Milícia Catalana was founded on 24 August 1985 in Catalonia, with a founding group composed of Carlos Francisoud Araguas, Juan Carlos Criado Guasch, and Jorge Laborda Porta, among others. The organization emerged from local traditionalist Catholic circles in Barcelona, including individuals associated with the Parroquia de San Félix Africano, associated with the Lefebvrist movement, and the Hermandad Sacerdotal Española. Its precursor nucleus also included Catholics who mobilized against the screening of Hail Mary, a controversial film by Jean-Luc Godard that distorted and slandered themes of the Christian faith.

On 27 August 1985, three days after its founding, MC first came to public attention after a member left an explosive at the headquarters of the separatist group Crida a la Solidaritat in Barcelona.
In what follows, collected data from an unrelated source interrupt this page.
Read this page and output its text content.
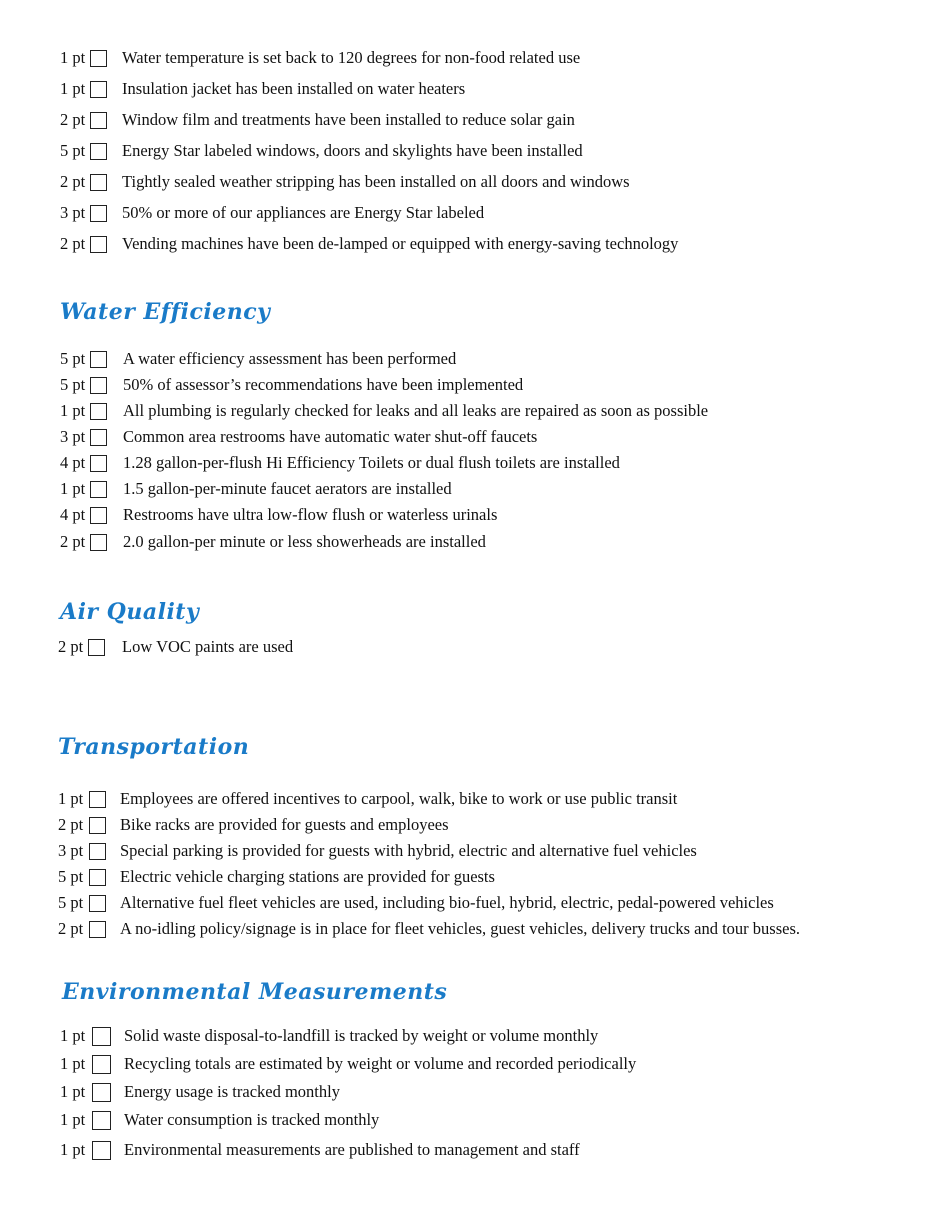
1 pt Water temperature is set back to 120 degrees for non-food related use
1 pt Insulation jacket has been installed on water heaters
2 pt Window film and treatments have been installed to reduce solar gain
5 pt Energy Star labeled windows, doors and skylights have been installed
2 pt Tightly sealed weather stripping has been installed on all doors and windows
3 pt 50% or more of our appliances are Energy Star labeled
2 pt Vending machines have been de-lamped or equipped with energy-saving technology
Water Efficiency
5 pt A water efficiency assessment has been performed
5 pt 50% of assessor’s recommendations have been implemented
1 pt All plumbing is regularly checked for leaks and all leaks are repaired as soon as possible
3 pt Common area restrooms have automatic water shut-off faucets
4 pt 1.28 gallon-per-flush Hi Efficiency Toilets or dual flush toilets are installed
1 pt 1.5 gallon-per-minute faucet aerators are installed
4 pt Restrooms have ultra low-flow flush or waterless urinals
2 pt 2.0 gallon-per minute or less showerheads are installed
Air Quality
2 pt Low VOC paints are used
Transportation
1 pt Employees are offered incentives to carpool, walk, bike to work or use public transit
2 pt Bike racks are provided for guests and employees
3 pt Special parking is provided for guests with hybrid, electric and alternative fuel vehicles
5 pt Electric vehicle charging stations are provided for guests
5 pt Alternative fuel fleet vehicles are used, including bio-fuel, hybrid, electric, pedal-powered vehicles
2 pt A no-idling policy/signage is in place for fleet vehicles, guest vehicles, delivery trucks and tour busses.
Environmental Measurements
1 pt Solid waste disposal-to-landfill is tracked by weight or volume monthly
1 pt Recycling totals are estimated by weight or volume and recorded periodically
1 pt Energy usage is tracked monthly
1 pt Water consumption is tracked monthly
1 pt Environmental measurements are published to management and staff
Subsequently, the group began a campaign of attacks in Barcelona directed against targets deemed as hostile to Catholic tradition, aswell as Catalonian separatists. On 5 September 1985, an explosive was planted at the Oasis sauna on Carrier Balmes, an attack that the group later claimed. Four days after, MC left a bomb in an erotic bookshop on Carrer de la Diputació, injuring the owner and an employee. The actions of Milícia Catalana continued during July 1986, as it carried a series of operations against bars, saunas and homosexual establishments in Barcelona during the earlier days of the month. By 14 July 1986, MC had a reported number of 15 attacks, with the last one being a Molotov cocktail attack against the Catalanist bookshop of Joan Ballester that same day.

On 17 July 1986, two members of Milícia Catalana, Juan Carlos Criado and Carlos Francisoud, executed a bombing at the Girona headquarters of the Moviment d'Esquerra Nacionalista (MEN), a far-left separatist organization. The bomb destroyed the MEN headquarters, but there were no fatalities or personal injuries. Criado was identified by three members of the Crida, who recognized him from the Crida attack in 1985. The perpetrators were later arrested after a pursuit, and the group’s first period of activites came to an end. During their detention, both members were totally cut off from communication, and on July 25, 1986, both Criado and Francisoud were imprisoned in Modelo prison and La Trinitat prison, respectively.